Vuelve a tus deberes sostenido por la gracia

Una invitación a volver a las obligaciones de la vida sostenidos por la gracia de Dios, el Refinador que purifica sin destruir y el Amigo celestial que nunca abandona.

Mientras tanto, vuelve a los deberes de la vida con el espíritu de "un niño destetado", mostrando una dócil aquiescencia en la voluntad soberana de tu Dios. Tu prueba no fue diseñada para eximirte de las ocupaciones de la tierra. Es cierto que Dios te ha concedido una temporada de tranquila calma y recogimiento durante estas primeras horas abrumadoras de dolor. Te ha tomado, con bondad y misericordia, del ruido y el bullicio del mundo para llevarte al secreto de su propia presencia, para que ningún pensamiento terrenal, secular o angustioso, ni ninguna ansiedad se imponga sobre ti. En su propia y hermosa figura: "He aquí, la atraeré y la llevaré al desierto (el lugar silencioso, la temporada silenciosa), y hablaré a su corazón. Y allí le daré sus viñas, y transformaré el valle de Acor (tribulación) en puerta de esperanza. Y allí cantará como en los días de su juventud, como en el tiempo en que subió de la tierra de Egipto." (Oseas 2:14).

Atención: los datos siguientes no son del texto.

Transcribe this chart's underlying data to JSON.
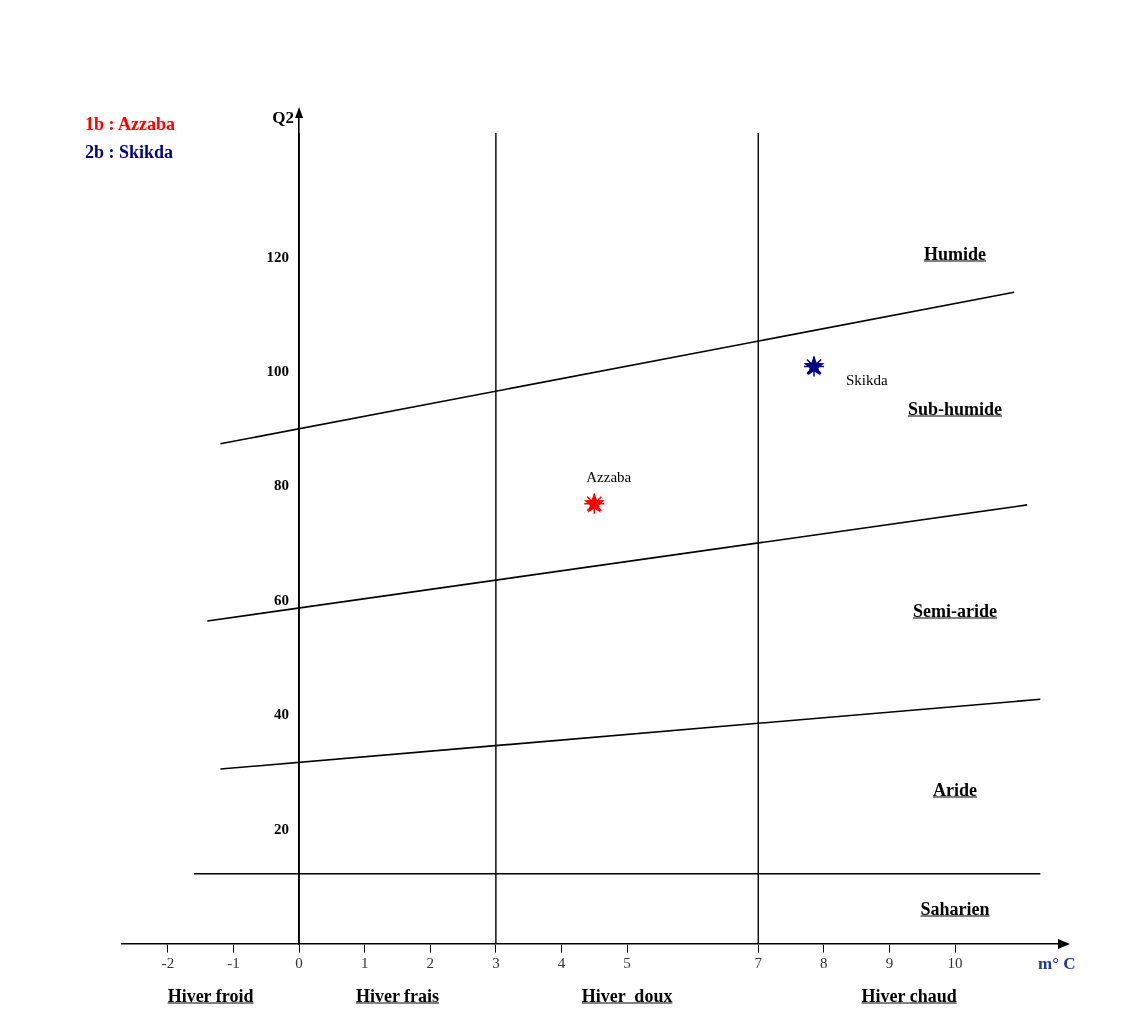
{
  "chart_data": {
    "type": "scatter",
    "xlabel": "m° C",
    "ylabel": "Q2",
    "xlim": [
      -2.7,
      11.6
    ],
    "ylim": [
      0,
      145
    ],
    "xticks": [
      -2,
      -1,
      0,
      1,
      2,
      3,
      4,
      5,
      7,
      8,
      9,
      10
    ],
    "yticks": [
      20,
      40,
      60,
      80,
      100,
      120
    ],
    "grid": false,
    "legend": "top left",
    "series": [
      {
        "name": "1b : Azzaba",
        "color": "#ff0000",
        "marker": "star",
        "x": [
          4.5
        ],
        "values": [
          77
        ]
      },
      {
        "name": "2b : Skikda",
        "color": "#000080",
        "marker": "star",
        "x": [
          7.85
        ],
        "values": [
          101
        ]
      },
      {
        "type": "line",
        "color": "#000000",
        "x": [
          -1.2,
          10.9
        ],
        "values": [
          87.5,
          114
        ]
      },
      {
        "type": "line",
        "color": "#000000",
        "x": [
          -1.4,
          11.1
        ],
        "values": [
          56.5,
          76.8
        ]
      },
      {
        "type": "line",
        "color": "#000000",
        "x": [
          -1.2,
          11.3
        ],
        "values": [
          30.6,
          42.8
        ]
      },
      {
        "type": "line",
        "color": "#000000",
        "x": [
          -1.6,
          11.3
        ],
        "values": [
          12.3,
          12.3
        ]
      }
    ],
    "ref_lines": [
      {
        "axis": "x",
        "value": 0,
        "color": "#000000"
      },
      {
        "axis": "x",
        "value": 3,
        "color": "#000000"
      },
      {
        "axis": "x",
        "value": 7,
        "color": "#000000"
      }
    ],
    "annotations": [
      {
        "text": "Azzaba",
        "x": 4.5,
        "y": 77
      },
      {
        "text": "Skikda",
        "x": 7.85,
        "y": 101
      },
      "Humide",
      "Sub-humide",
      "Semi-aride",
      "Aride",
      "Saharien",
      "Hiver froid",
      "Hiver frais",
      "Hiver  doux",
      "Hiver chaud"
    ]
  }
}
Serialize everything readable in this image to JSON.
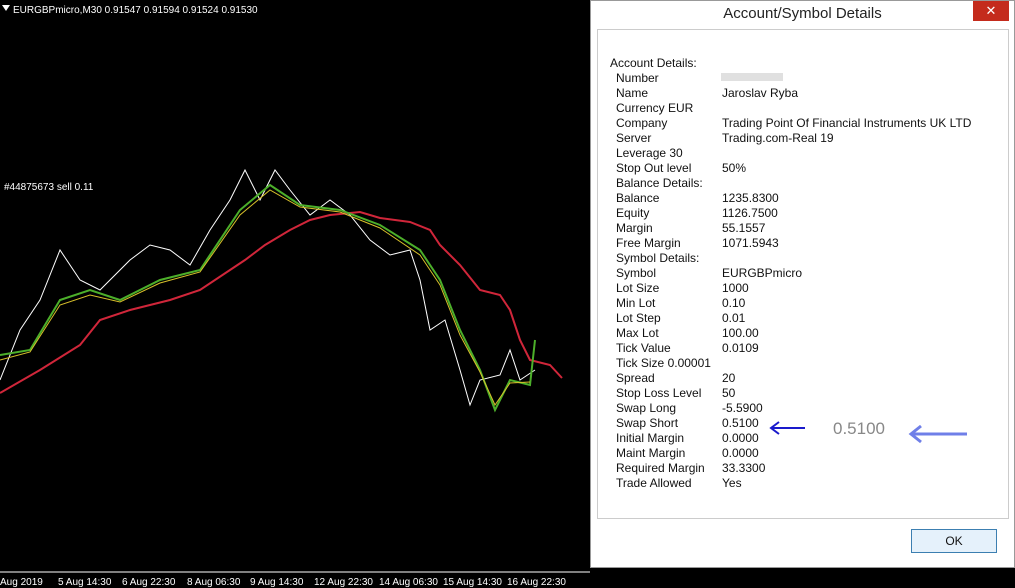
{
  "chart_header": "EURGBPmicro,M30  0.91547 0.91594 0.91524 0.91530",
  "order_label": "#44875673 sell 0.11",
  "time_axis": [
    "Aug 2019",
    "5 Aug 14:30",
    "6 Aug 22:30",
    "8 Aug 06:30",
    "9 Aug 14:30",
    "12 Aug 22:30",
    "14 Aug 06:30",
    "15 Aug 14:30",
    "16 Aug 22:30"
  ],
  "dialog": {
    "title": "Account/Symbol Details",
    "rows": [
      {
        "label": "Account Details:"
      },
      {
        "label": "Number"
      },
      {
        "label": "Name",
        "value": "Jaroslav Ryba"
      },
      {
        "label": "Currency EUR"
      },
      {
        "label": "Company",
        "value": "Trading Point Of Financial Instruments UK LTD"
      },
      {
        "label": "Server",
        "value": "Trading.com-Real 19"
      },
      {
        "label": "Leverage 30"
      },
      {
        "label": "Stop Out level",
        "value": "50%"
      },
      {
        "label": "Balance Details:"
      },
      {
        "label": "Balance",
        "value": "1235.8300"
      },
      {
        "label": "Equity",
        "value": "1126.7500"
      },
      {
        "label": "Margin",
        "value": "55.1557"
      },
      {
        "label": "Free Margin",
        "value": "1071.5943"
      },
      {
        "label": "Symbol Details:"
      },
      {
        "label": "Symbol",
        "value": "EURGBPmicro"
      },
      {
        "label": "Lot Size",
        "value": "1000"
      },
      {
        "label": "Min Lot",
        "value": "0.10"
      },
      {
        "label": "Lot Step",
        "value": "0.01"
      },
      {
        "label": "Max Lot",
        "value": "100.00"
      },
      {
        "label": "Tick Value",
        "value": "0.0109"
      },
      {
        "label": "Tick Size  0.00001"
      },
      {
        "label": "Spread",
        "value": "20"
      },
      {
        "label": "Stop Loss Level",
        "value": "50"
      },
      {
        "label": "Swap Long",
        "value": "-5.5900"
      },
      {
        "label": "Swap Short",
        "value": "0.5100"
      },
      {
        "label": "Initial Margin",
        "value": "0.0000"
      },
      {
        "label": "Maint Margin",
        "value": "0.0000"
      },
      {
        "label": "Required Margin",
        "value": "33.3300"
      },
      {
        "label": "Trade Allowed",
        "value": "Yes"
      }
    ],
    "annotation": "0.5100",
    "ok_button": "OK"
  }
}
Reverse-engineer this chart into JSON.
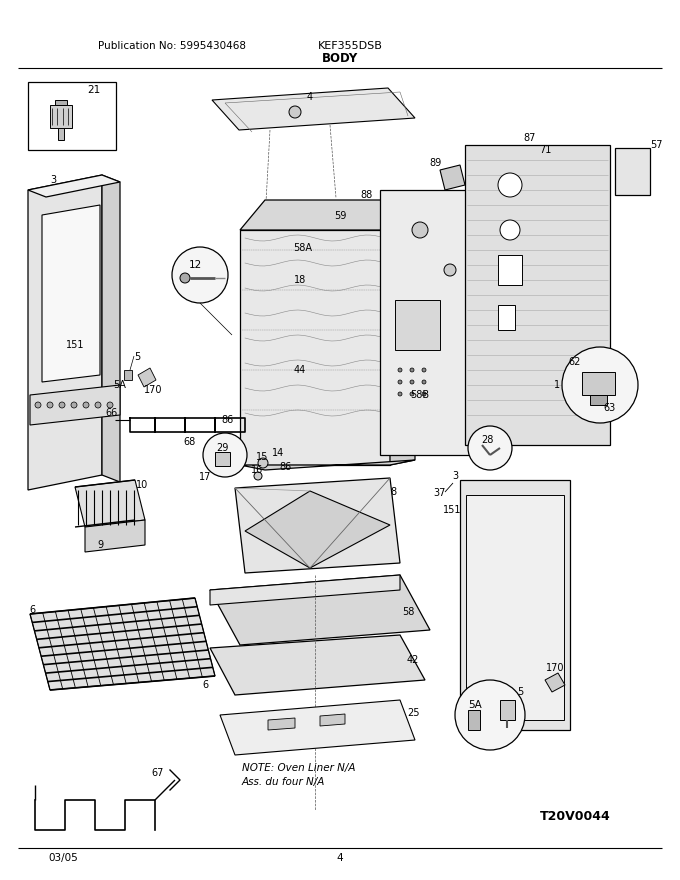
{
  "title": "KEF355DSB",
  "subtitle": "BODY",
  "pub_no": "Publication No: 5995430468",
  "date": "03/05",
  "page": "4",
  "watermark": "T20V0044",
  "note_line1": "NOTE: Oven Liner N/A",
  "note_line2": "Ass. du four N/A",
  "bg_color": "#ffffff",
  "lc": "#000000",
  "fig_width": 6.8,
  "fig_height": 8.8,
  "dpi": 100
}
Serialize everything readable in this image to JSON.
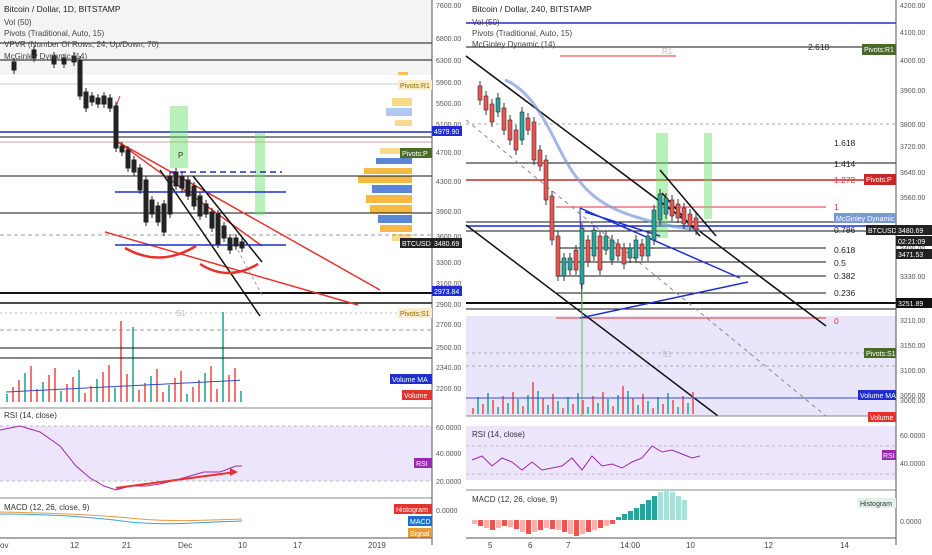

Recuerdas cómo Jesús trató a sus propios discípulos cuando por primera vez los sobresaltó con el anuncio de su mayor tristeza, es decir, "que Él, su amado Señor y Maestro, había de morir una muerte vergonzosa en la cruz." Hubo un cese, durante una semana entera, de la enseñanza pública y los milagros. Él y ellos parecían haber pasado esa semana de tristeza sobrehumana en soledad contemplativa y abstracción del deber ordinario. Pues fue "después de seis días", dice un evangelista, que el tiempo de recogimiento y silencio se interrumpió, y los llevó al Monte de la Transfiguración (Marcos 9:2; Lucas 9:28). ¡Oh, glorioso resultado de aquella temporada de tristeza del alma—el anuncio a los doce de su inminente y desoladora pérdida!—porque ¿en qué terminó? En el grandioso y glorioso resultado de toda prueba para los hijos de Dios—¡ver a su Señor transfigurado ante ellos!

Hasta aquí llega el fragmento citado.